The baby’s father detaches himself from the mother and child. The father and his family pressure the mother to have an abortion and if she does not, the father simply walks away. There are no words for “deadbeat dad” in Hanja or Hankuk, and no guilt for the father. It is different for women. Although there are no specific Korean words for “single mom,” the English words are used and carry great negative connotations that are derogatory, pejorative, and insulting to the mother.
Child support is required in Korea, however, it works differently from other countries. Both the mother and father must file and sign paperwork for child support, and if the father does not file (which is the norm), no child support is ordered. Mothers are often afraid to file the paperwork for fear of their status being discovered and being ostracised.

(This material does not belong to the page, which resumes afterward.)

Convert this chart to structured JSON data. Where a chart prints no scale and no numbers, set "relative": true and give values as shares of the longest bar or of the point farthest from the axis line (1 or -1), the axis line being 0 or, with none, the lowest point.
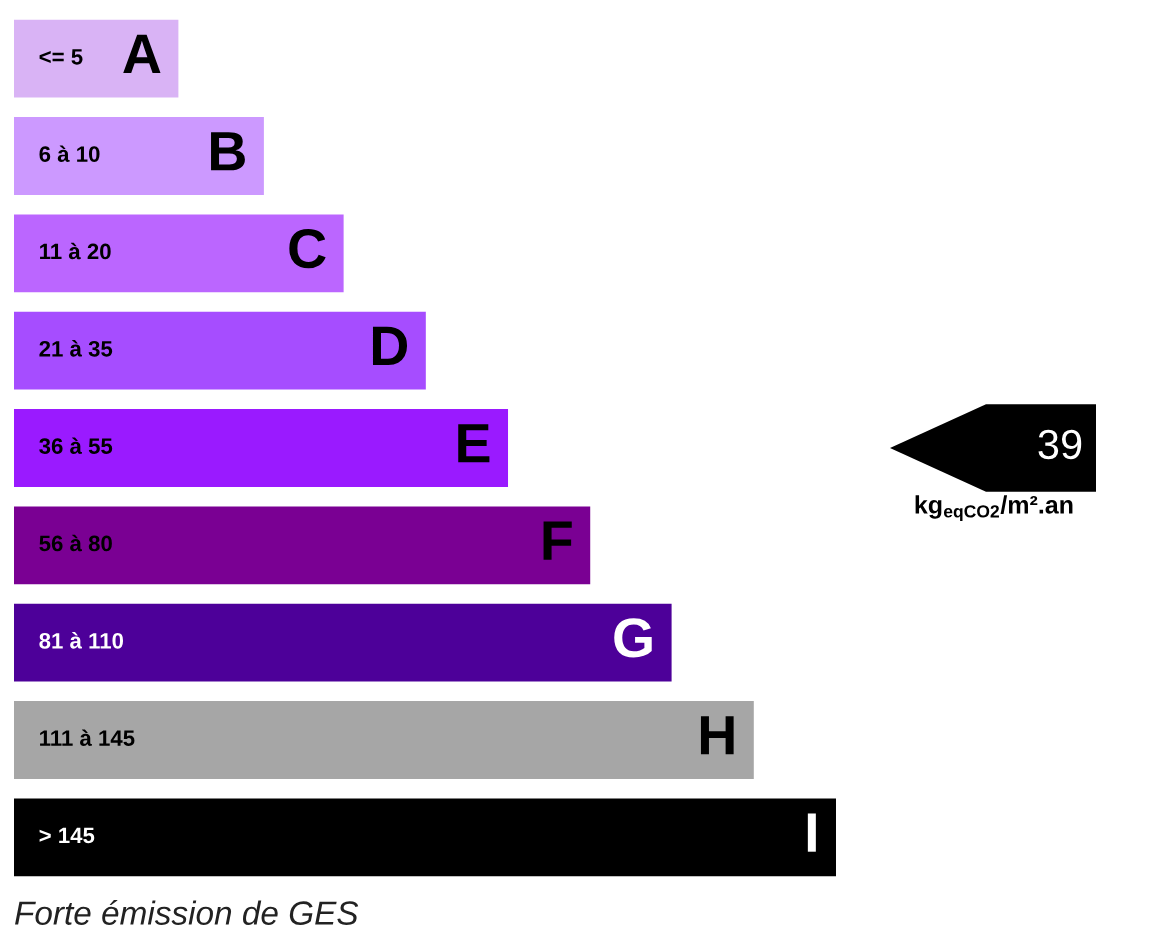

There are only 33 facilities for unwed mothers in a country with a population of fifty million people. Most are run by adoption agencies. Women have nowhere to go when their families and friends turn against them, so they go to one of these facilities to live (if there is an opening). While there, women are pressured to give up their children, and support and encouragement to be a mother are not part of the program. Most mothers never see their children after birth. The pressure may be as much financial as it is cultural. Adoption agencies get almost $30,000 NZD for an international adoption, and over $5,000 NZD for a domestic adoption.
The South Korean government has a program to assist single mothers of children under 12 years old who are living below the poverty line of 1.2 million won (about $1,500 NZD). They will pay 70,000 won per month (about $78 NZD). Most single mothers would qualify, but poverty is calculated with some other variables thrown in that disqualifies almost all of them. The woman’s possessions (car, furniture, home, etc.) are included, as is the income of the same family members who disowned her. That is not the case for families who adopt. The government has a stipend of 150,000 won (about $190 NZD) per month with no variables or poverty test.
The child of an unwed mother is bullied as a child, and treated with disgust and revulsion his or her entire life, unable to overcome the stigma of not having a father.
“Adoption from Korea continues today because single mothers are promiscuous,” Tak Yeon-Taek, the former chairman of South Korean’s second largest adoption agency was quoted as saying to a group of unwed mothers. With such discriminating sentiments and comments permeating the culture, it will be a long time before single mothers will be an accepted in South Korea.